Polar Aromatic Two‐dimensional Dion‐Jacobson Halide Perovskites for Efficient Photocatalytic H2 Evolution

Abstract Polar materials with spontaneous polarization ( P s ) have emerged as highly promising photocatalysts for efficient photocatalytic H 2 evolution owing to the P s ‐enhanced photogenerated carrier separation. However, traditional inorganic polar materials often suffer from limitations such as wide band gaps and poor carrier transport, which hinders their photocatalytic H 2 evolution efficiency.
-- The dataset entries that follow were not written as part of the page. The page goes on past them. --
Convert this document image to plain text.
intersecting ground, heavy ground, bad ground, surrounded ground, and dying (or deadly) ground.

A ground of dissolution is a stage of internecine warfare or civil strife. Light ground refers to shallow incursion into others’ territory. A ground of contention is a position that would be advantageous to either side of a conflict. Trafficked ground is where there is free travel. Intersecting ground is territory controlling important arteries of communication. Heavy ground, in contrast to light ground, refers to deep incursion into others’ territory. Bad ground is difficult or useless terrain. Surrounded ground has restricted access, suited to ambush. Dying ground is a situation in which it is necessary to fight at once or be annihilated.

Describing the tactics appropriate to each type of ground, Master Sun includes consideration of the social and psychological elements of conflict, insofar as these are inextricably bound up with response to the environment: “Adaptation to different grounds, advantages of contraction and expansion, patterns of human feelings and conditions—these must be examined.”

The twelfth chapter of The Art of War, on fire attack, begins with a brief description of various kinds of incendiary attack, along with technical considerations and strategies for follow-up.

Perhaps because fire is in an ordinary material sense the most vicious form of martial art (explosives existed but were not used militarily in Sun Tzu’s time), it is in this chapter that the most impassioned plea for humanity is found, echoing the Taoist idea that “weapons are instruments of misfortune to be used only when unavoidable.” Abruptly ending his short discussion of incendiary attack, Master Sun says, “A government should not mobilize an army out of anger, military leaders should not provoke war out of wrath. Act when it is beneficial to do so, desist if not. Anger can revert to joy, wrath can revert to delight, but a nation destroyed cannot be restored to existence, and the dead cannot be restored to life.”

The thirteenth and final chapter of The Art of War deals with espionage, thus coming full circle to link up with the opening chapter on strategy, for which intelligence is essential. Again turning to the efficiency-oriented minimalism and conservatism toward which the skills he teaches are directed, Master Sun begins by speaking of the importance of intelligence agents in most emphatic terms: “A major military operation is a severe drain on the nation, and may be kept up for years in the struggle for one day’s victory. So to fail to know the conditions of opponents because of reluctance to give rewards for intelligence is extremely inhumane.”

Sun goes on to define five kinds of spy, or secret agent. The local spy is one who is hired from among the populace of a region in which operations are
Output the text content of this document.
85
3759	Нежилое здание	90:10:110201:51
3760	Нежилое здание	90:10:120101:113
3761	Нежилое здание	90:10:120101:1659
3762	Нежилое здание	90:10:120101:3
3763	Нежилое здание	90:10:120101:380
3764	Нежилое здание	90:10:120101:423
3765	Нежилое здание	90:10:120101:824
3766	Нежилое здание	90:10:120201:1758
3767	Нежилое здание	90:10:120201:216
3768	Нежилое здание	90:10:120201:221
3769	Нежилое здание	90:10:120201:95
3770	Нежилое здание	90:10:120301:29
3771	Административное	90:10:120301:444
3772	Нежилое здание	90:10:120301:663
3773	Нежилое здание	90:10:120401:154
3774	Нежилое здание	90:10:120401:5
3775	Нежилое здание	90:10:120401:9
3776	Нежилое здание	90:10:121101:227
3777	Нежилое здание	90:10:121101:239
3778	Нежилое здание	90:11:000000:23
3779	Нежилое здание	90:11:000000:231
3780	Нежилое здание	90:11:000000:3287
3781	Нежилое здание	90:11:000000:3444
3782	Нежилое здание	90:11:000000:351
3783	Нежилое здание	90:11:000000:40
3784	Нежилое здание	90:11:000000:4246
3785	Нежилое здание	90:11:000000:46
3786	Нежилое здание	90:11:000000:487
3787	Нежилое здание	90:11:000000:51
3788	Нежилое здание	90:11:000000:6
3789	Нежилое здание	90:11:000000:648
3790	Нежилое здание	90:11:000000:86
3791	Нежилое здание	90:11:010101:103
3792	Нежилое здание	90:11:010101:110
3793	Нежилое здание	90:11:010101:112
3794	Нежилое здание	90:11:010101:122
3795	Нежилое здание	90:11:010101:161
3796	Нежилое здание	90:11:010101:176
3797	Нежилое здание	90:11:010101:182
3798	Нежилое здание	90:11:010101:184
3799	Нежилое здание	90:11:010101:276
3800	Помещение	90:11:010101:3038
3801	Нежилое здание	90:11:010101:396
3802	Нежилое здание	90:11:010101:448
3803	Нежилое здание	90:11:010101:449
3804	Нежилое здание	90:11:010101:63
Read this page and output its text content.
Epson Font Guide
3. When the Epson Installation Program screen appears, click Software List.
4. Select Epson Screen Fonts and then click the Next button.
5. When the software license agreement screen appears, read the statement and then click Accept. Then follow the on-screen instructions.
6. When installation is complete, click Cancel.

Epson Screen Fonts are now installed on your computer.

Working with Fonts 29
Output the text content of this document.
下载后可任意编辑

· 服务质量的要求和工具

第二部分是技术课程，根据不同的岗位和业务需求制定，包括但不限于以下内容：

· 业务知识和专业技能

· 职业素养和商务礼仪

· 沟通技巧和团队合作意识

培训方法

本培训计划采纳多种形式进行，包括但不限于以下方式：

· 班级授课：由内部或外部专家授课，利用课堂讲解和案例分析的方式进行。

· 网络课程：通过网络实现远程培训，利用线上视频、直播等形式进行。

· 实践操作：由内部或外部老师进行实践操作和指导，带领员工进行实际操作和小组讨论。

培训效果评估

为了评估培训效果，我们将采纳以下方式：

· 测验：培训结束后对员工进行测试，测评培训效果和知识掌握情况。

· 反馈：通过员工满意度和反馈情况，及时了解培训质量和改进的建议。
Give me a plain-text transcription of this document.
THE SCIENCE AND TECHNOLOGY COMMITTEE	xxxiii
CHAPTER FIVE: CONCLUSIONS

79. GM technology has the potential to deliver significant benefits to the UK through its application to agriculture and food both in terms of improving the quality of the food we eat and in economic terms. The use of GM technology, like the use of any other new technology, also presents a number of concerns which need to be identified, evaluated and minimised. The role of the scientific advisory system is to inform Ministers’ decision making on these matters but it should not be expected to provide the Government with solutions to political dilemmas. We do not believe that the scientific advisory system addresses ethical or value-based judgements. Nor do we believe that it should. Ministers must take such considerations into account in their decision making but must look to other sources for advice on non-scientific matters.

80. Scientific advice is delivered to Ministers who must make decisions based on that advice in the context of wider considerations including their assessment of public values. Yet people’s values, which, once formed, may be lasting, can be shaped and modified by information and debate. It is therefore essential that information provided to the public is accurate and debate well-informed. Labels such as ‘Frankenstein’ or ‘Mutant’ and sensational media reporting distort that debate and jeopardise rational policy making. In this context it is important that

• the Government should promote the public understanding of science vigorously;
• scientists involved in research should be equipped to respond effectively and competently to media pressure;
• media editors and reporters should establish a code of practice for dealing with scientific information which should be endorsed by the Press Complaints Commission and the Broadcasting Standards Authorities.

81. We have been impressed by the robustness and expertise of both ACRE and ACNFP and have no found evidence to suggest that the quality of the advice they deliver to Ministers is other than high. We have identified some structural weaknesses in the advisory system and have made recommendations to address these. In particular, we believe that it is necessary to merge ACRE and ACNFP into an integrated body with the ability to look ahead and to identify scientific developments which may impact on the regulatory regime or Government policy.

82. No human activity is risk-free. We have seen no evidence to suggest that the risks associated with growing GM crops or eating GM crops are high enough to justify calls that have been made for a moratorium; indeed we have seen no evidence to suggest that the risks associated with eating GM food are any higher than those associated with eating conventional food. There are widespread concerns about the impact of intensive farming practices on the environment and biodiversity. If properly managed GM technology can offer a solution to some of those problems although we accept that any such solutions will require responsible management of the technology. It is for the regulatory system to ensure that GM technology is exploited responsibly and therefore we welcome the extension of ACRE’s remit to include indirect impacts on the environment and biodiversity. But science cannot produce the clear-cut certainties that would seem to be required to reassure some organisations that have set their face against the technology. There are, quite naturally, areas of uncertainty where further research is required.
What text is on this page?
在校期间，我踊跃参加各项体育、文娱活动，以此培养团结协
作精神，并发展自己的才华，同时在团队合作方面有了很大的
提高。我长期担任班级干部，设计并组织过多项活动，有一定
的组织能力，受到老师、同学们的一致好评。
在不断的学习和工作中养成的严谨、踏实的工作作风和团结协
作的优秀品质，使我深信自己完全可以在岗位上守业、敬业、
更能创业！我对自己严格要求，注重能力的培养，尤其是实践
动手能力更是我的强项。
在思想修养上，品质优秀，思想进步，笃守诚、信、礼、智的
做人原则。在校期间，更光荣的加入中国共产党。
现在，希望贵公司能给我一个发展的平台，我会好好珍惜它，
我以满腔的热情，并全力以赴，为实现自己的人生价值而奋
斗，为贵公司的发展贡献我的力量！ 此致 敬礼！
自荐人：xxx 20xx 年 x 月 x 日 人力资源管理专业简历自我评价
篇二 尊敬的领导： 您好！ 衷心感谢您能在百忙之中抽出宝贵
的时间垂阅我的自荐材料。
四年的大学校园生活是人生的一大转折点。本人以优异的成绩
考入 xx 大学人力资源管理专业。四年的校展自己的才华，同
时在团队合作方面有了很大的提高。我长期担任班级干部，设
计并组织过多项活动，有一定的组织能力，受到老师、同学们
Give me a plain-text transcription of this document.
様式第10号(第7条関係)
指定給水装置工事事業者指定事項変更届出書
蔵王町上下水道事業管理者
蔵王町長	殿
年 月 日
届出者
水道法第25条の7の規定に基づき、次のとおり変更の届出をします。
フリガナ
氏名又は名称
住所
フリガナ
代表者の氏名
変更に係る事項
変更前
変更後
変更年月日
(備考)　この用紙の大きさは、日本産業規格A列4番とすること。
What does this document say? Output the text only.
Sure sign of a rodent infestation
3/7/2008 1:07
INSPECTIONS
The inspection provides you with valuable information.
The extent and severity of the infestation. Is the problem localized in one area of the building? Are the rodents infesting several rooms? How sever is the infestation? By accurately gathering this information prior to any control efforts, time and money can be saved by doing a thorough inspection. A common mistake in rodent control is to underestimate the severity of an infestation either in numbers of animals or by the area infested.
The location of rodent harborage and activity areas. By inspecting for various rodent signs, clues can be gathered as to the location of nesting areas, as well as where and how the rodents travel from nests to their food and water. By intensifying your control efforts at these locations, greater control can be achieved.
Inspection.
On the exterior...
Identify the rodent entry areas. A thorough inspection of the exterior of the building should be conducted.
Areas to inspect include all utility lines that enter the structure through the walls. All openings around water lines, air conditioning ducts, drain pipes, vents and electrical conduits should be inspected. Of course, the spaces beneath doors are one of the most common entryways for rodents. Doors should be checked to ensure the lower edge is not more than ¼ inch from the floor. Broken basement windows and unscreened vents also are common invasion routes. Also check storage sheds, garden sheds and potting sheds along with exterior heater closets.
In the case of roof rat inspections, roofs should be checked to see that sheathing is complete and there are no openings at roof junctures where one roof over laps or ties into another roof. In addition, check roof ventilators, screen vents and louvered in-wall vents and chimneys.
Here, we rationally synthesized a series of isostructural two‐dimensional (2D) aromatic Dion–Jacobson (DJ) perovskites, namely (2‐(2‐Aminoethyl)pyridinium)PbI 4 (2‐APDPI), (3‐(2‐Aminoethyl)pyridinium)PbI 4 (3‐APDPI), and (4‐(2‐Aminoethyl)pyridinium)PbI 4 (4‐APDPI), where 2‐APDPI and 4‐APDPI crystalize in polar space groups with piezoelectric constants ( d 33 ) of approximately 40 pm V −1 and 3‐APDPI adopts a centrosymmetric structure. Strikingly, owing to the P s ‐facilitated separation of photogenerated carriers, polar 2‐APDPI and 4‐APDPI exhibit a 3.9‐ and 2.8‐fold increase, respectively, in photocatalytic H 2 evolution compared to the centrosymmetric 3‐APDPI. As a pioneering study, this work provides an efficient approach for exploring new polar photocatalysts and highlights their potential in promoting photocatalytic H 2 evolution.